Costin Manolache wrote:
I didn't try to extract a superclass on my branch (most likely, I
won't), but I figured making the two implementations as close as
possible in terms of functionality would be the best first step. So the
attributes of the connectors are about the same, and the endpoints are
similar.

What would be your reason for not having a superclass for AprEndpoint and
non-AprEndpoint ???
They are already very similar - and your change will make them even more
similar,
the only difference is only in implementation details, etc.

It's because I consider (in my branch) the java.io endpoint as deprecated, so I don't see the point of creating a superclass just to remove duplication on deprecated code.

Actually, my main concern is on removing the thread pool and ssl
abstractions ( keep
the TP as implementation for the endpoints that need it, but don't expose it
as an API and
not use it outside of endpoints ).

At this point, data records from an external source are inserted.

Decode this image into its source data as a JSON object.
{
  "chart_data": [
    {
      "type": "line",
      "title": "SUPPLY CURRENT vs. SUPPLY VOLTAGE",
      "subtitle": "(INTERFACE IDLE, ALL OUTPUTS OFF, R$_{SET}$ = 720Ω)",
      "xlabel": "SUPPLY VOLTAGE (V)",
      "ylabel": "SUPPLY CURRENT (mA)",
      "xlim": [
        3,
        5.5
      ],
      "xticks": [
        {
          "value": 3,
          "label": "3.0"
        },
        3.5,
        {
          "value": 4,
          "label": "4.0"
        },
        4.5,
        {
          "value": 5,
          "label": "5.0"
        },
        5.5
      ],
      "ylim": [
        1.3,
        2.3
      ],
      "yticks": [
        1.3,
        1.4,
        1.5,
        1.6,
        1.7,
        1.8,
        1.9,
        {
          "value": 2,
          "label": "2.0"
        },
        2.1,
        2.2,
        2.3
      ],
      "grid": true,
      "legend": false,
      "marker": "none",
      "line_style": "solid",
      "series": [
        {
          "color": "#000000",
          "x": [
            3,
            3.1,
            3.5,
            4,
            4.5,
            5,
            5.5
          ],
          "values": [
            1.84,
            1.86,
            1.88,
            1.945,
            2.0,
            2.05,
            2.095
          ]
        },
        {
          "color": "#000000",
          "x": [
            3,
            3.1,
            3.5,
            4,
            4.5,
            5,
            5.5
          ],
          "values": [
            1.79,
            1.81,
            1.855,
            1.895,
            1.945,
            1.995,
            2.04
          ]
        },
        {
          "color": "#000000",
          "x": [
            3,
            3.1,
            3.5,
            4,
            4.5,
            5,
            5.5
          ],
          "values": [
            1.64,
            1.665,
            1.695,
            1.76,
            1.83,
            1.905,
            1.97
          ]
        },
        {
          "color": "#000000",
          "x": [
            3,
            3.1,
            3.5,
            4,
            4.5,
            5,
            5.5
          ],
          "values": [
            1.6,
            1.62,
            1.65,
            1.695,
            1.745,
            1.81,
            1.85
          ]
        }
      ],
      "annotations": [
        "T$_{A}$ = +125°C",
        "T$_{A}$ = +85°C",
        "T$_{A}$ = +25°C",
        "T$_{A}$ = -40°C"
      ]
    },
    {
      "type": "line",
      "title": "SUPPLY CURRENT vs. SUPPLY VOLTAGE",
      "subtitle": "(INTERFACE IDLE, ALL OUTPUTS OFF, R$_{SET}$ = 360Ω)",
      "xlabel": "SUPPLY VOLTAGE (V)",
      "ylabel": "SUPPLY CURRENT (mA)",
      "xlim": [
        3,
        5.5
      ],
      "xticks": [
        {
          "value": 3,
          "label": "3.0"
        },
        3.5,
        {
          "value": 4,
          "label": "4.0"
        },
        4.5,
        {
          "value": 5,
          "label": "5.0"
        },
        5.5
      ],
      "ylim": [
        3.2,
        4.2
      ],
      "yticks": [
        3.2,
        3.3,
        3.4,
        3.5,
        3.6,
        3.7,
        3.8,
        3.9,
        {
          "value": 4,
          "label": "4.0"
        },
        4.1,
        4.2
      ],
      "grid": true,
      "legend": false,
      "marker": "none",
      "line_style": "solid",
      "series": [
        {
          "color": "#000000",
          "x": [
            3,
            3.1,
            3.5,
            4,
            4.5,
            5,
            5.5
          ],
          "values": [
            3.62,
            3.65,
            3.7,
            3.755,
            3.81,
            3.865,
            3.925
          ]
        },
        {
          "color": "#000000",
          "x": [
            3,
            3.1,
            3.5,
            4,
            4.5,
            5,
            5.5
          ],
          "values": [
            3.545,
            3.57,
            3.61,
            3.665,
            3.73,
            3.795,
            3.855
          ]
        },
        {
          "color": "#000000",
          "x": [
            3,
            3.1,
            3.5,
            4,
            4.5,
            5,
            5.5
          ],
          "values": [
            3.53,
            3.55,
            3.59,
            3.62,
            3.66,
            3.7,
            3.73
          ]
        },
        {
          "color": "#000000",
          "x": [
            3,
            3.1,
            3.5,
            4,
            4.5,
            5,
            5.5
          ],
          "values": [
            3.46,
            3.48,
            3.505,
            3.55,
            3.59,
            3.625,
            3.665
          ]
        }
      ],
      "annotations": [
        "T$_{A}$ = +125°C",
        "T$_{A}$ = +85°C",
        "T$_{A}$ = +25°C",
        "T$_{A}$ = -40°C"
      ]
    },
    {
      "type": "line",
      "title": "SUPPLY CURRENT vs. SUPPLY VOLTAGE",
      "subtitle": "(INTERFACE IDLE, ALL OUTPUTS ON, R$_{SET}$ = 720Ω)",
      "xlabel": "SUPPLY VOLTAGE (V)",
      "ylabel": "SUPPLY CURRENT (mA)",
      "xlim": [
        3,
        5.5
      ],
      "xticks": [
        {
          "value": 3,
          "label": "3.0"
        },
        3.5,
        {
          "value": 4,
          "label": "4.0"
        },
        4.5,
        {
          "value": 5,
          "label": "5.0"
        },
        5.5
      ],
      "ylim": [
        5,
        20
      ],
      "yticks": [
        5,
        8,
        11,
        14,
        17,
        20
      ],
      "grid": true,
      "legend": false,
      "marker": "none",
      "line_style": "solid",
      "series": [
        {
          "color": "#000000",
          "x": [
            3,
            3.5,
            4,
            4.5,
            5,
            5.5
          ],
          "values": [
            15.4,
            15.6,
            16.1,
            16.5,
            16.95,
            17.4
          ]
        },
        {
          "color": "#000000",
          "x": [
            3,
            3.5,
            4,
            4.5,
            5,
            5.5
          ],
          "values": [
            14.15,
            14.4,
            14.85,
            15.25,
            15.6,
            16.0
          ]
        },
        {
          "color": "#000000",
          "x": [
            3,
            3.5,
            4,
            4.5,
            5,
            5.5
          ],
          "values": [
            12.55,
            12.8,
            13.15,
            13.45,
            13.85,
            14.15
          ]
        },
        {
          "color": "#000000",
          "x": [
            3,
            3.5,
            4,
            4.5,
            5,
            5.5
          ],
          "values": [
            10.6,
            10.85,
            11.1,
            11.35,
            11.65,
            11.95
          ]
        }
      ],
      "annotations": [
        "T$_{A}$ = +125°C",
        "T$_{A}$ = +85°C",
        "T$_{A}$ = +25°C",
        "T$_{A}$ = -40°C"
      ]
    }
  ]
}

If APR is a different class hierarchy - I
can just  ignore it
 :-), but the fundamental thing is to not expose details of the thread model
and SSL impl
( APR and NIO don't fit with the SSL or thread model abstractions anyway ).

I am not proposing this as is for Tomcat. There are issues anyway: for example, the AJP implementation would have to be modified, etc, while I don't have these sort of issues.

So if you can get rid of all calls and deps to ThreadPool and SSLSuport -
and move the methods
into the Endpoint(s) - I'm +1.


- The Jasper sources for JSP 2.1 are also in that repository.
- (from the get rid of dependencies department) Should PureTLS support
stay ?

- I will happily write the build script, which is going to be an order
of magnitude simpler.
Let me know if you need help :-).
You don't want to help on JSP 2.1 ? :D


I was talking about the ant script actually, don't want to start another
thread about jsp :-)

I know you were talking about the Ant script.

The script in sandbox can already build all the base tomcat, it's just not
packing it
in the old format ( since it's purpose is to avoid the jar and directory
mess :-)
The question is: is the directory mess useful or not ? There are
justifications for it (at least, most of it).

Some justifications may no longer apply, some were proven to not matter, and
for some
 we know better alternatives :-)

I'm not advocating single-jar by default - but something more like JBoss,
i.e. flatter and
oriented more towards modules rather than a particular class loader
hierarchy.

The justifications I know about are:
- the specification still recommends hiding the implementation classes (hence the hierarchy - is that the one proven to not matter ?) - the "classes" folders allow patching (which of course may not be that useful) - I have no justification for the "shared" folder, except being able to share a JAR (aka, save memory and create leaking potential) without having it be exposed to the container implementation

If those justifications are good enough, then the "common" and "server" folders should remain.